“Nicolas Sarkozy veut remettre la religion au cœur de la vie de la cité” (Le Monde, 22 déc. 07)

23 décembre 2007

"Le discours prononcé jeudi soir par le président français à la basilique du Latran, lors de la prise de possession - toute symbolique- de son siège de "chanoine d’honneur", est un acte politique d’une autre ampleur, une tentative d’enterrer la "guerre des deux France" (cléricale et révolutionnaire) et de réconcilier, pour de bon, la République laïque et l’Eglise catholique.

C’est la première fois que Nicolas Sarkozy en tant que président -il avait déjà affiché ses convictions comme ministre de l’intérieur- choisissait aussi nettement son camp, sans complexe ni dogme préétabli, sur un terrain aussi miné.

Le discours du Latran est, d’abord, une relecture de l’histoire de France à partir de ses "racines" chrétiennes, d’évidence inspirée par Henri Guaino et Max Gallo, qui faisaient partie de la délégation française à Rome. "Les racines de la France sont essentiellement chrétiennes, martèle M. Sarkozy.
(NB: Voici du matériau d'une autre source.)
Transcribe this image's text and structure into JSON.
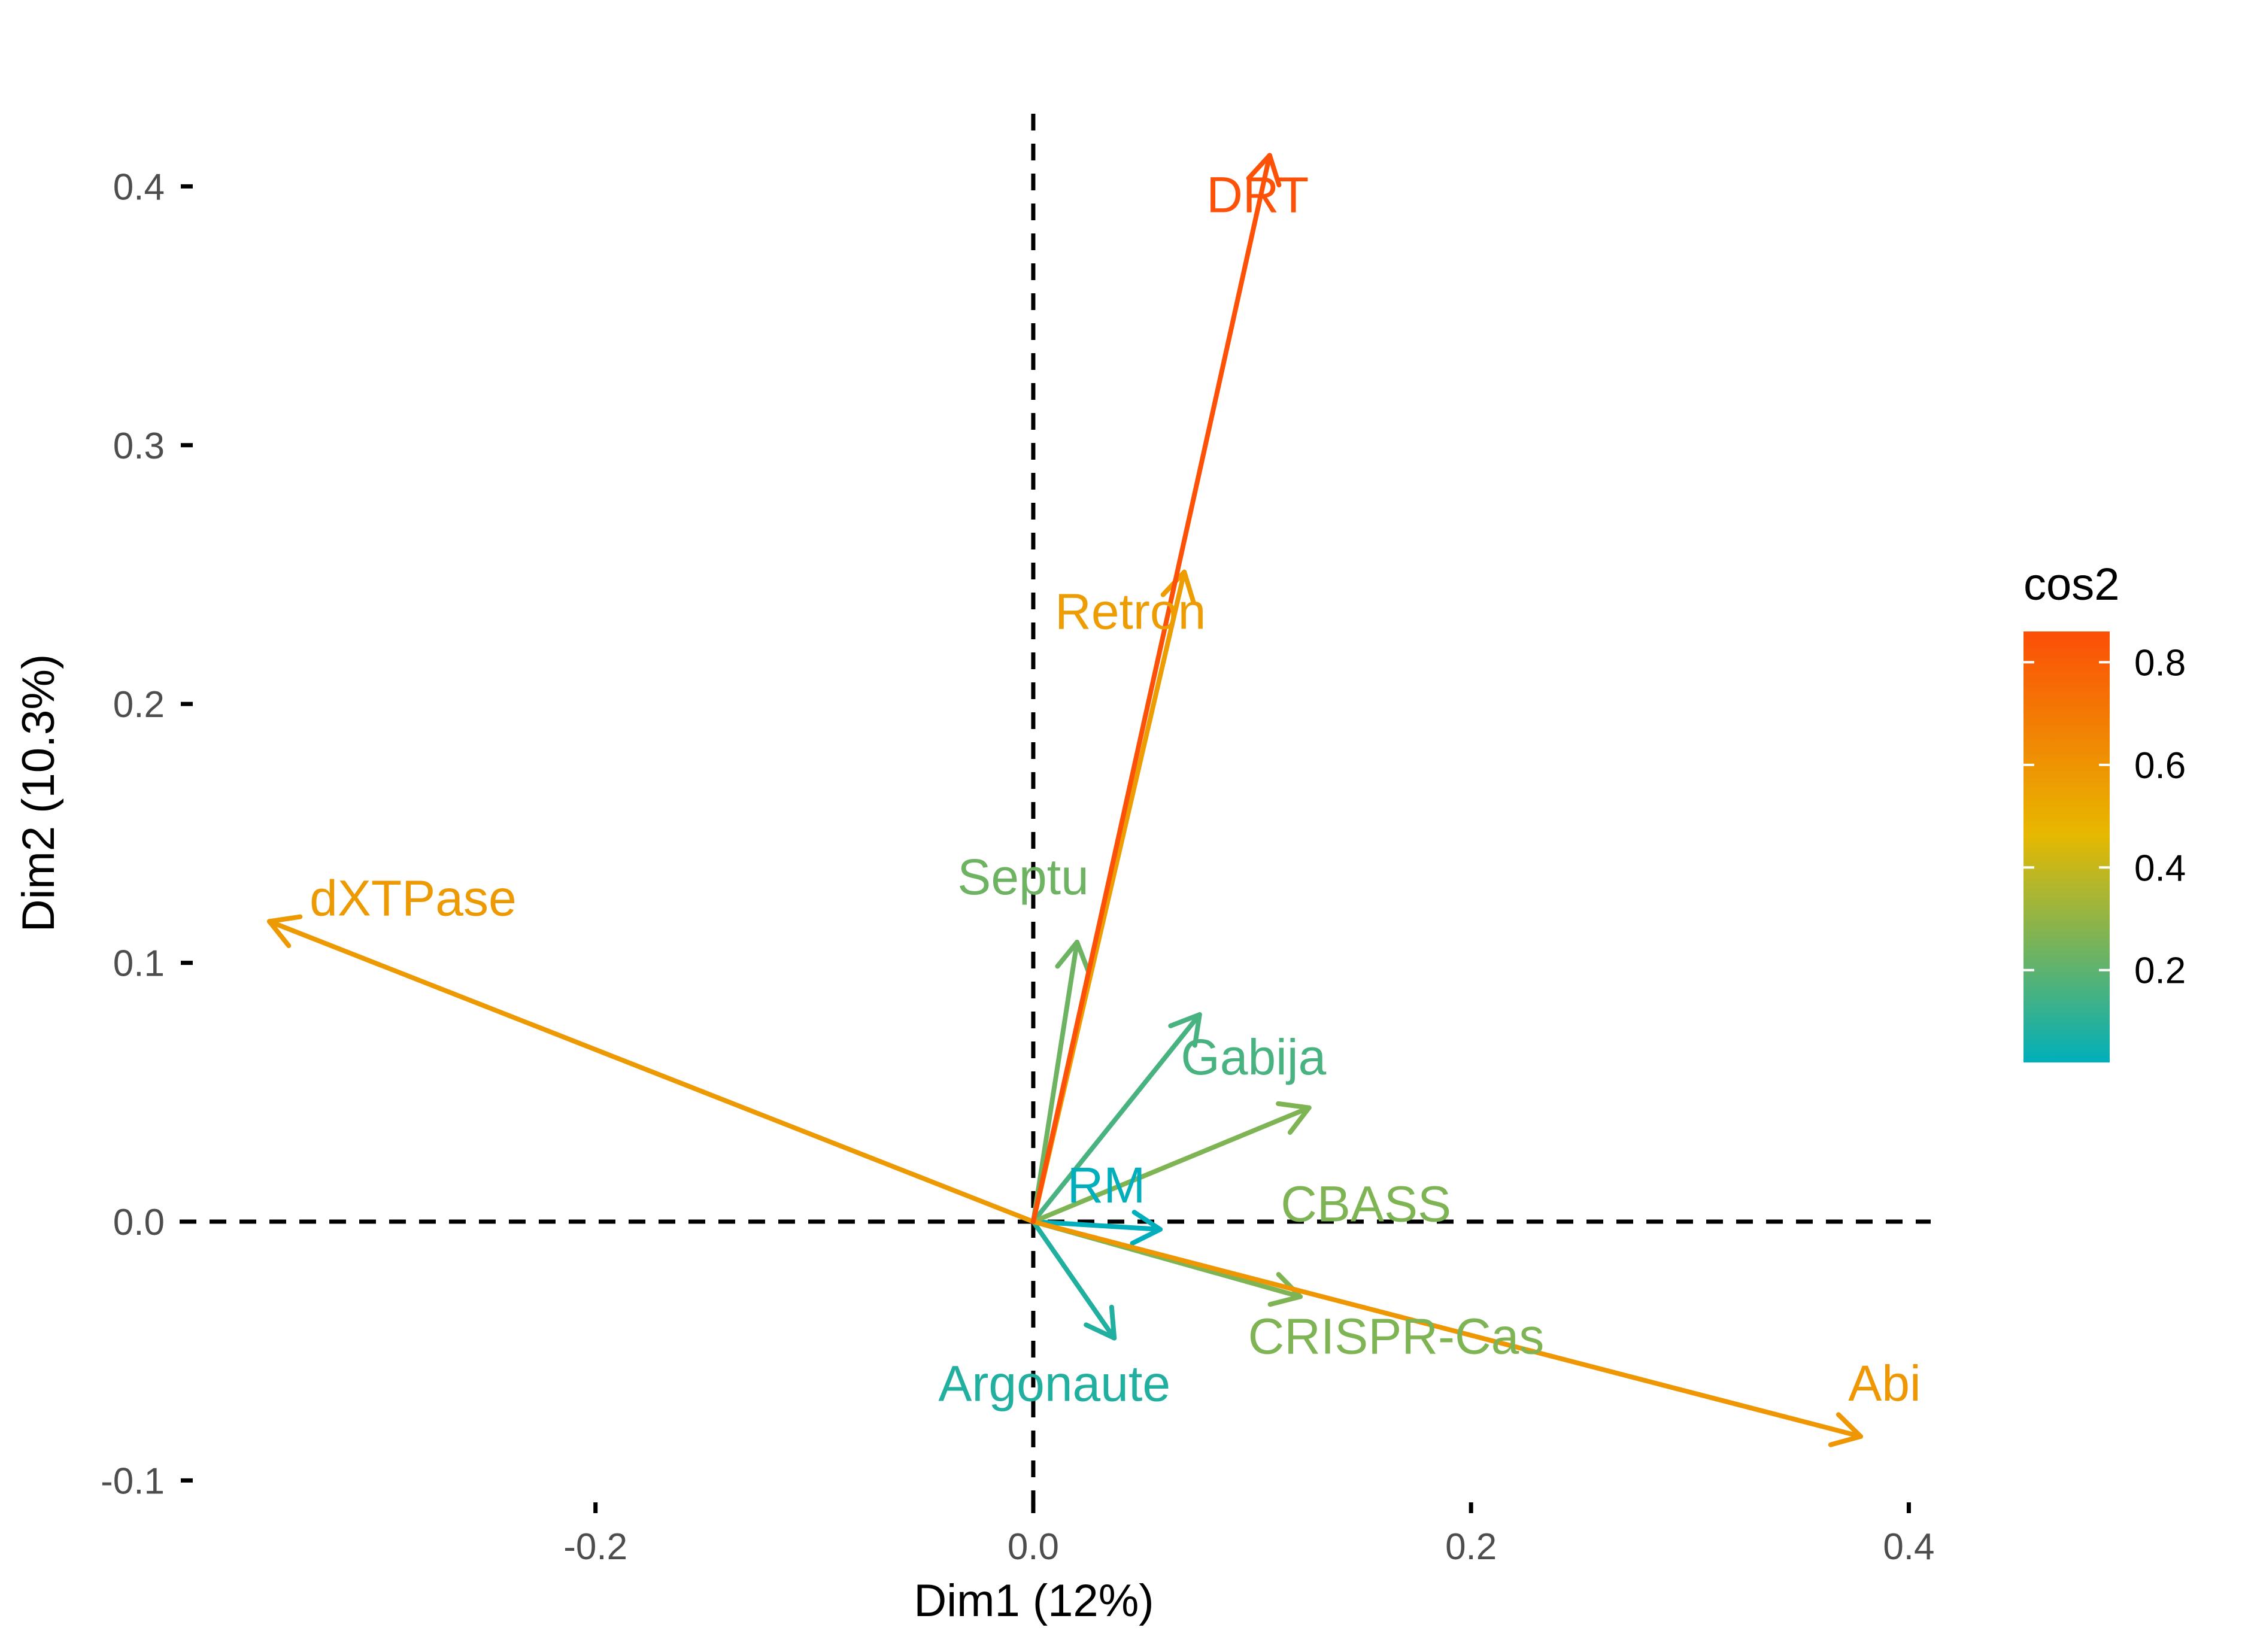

J’assume pleinement le passé de la France et ce lien particulier qui a si longtemps uni notre nation à l’Eglise."

Nicolas Sarkozy rappelle comme le christianisme a façonné la nation française, sa culture, son éthique, ses arts et cite Pascal, Bossuet, Péguy, Claudel, Bernanos, Mauriac, Maritain, Mounier, René Girard et des théologiens comme de Lubac et Congar.

Il ne craint pas d’évoquer les "souffrances" infligées au clergé par la loi de séparation de 1905 (expulsion des congrégations, querelle des inventaires). L’interprétation aujourd’hui consensuelle de la loi de séparation des Eglises et de l’Etat de 1905 relève, dit-il habilement, d’une "reconstruction rétrospective". Mais on ne bâtit pas l’avenir d’une nation en ressassant les "blessures du passé".

C’est un ton nouveau. Pour Nicolas Sarkozy, la religion n’est plus un tabou, alors que, pour François Mitterrand ou Jacques Chirac, elle relevait d’abord de la conviction privée. Sur les "racines" chrétiennes, le président de la République prend ostensiblement ses distances avec Jacques Chirac, avec Lionel Jospin et aussi Valéry Giscard d’Estaing, ex-président de la Convention européenne, qui avaient invoqué la laïcité "à la française" pour faire obstacle à la mention des racines chrétiennes de l’Europe dans le préambule du traité constitutionnel. On doute cependant que Nicolas Sarkozy relance la polémique dans l’Union sur cette épineuse question.

"SACRIFICES"

La laïcité, selon Nicolas Sarkozy, n’est pas en péril, mais le discours du Latran en propose une autre pratique. Il n’est pas question de remettre en cause les "grands équilibres" de la loi de 1905, dont Jacques Chirac disait qu’elle était un "monument" inviolable.

Mais, à contre-courant des campagnes hostiles à la religion liées à la montée des intégrismes, puis d’un "antichristianisme" si souvent dénoncé par René Rémond, enfin d’un nouvel athéisme revendiqué par le philosophe Michel Onfray, le président affirme que la France a tout à gagner à une "laïcité positive", à une reconnaissance effective de la place des courants spirituels dans la vie publique, à leur concours dans la définition d’une "morale" pour le pays.

Des allusions à une laïcité "épuisée" ou guettée par le "fanatisme" vont faire des vagues. Ne craignant pas de choquer, M. Sarkozy dit que l’intérêt de la République est de compter des populations qui "croient" et "espèrent" et qu’il n’est pas de bonne politique sans référence à une "transcendance"."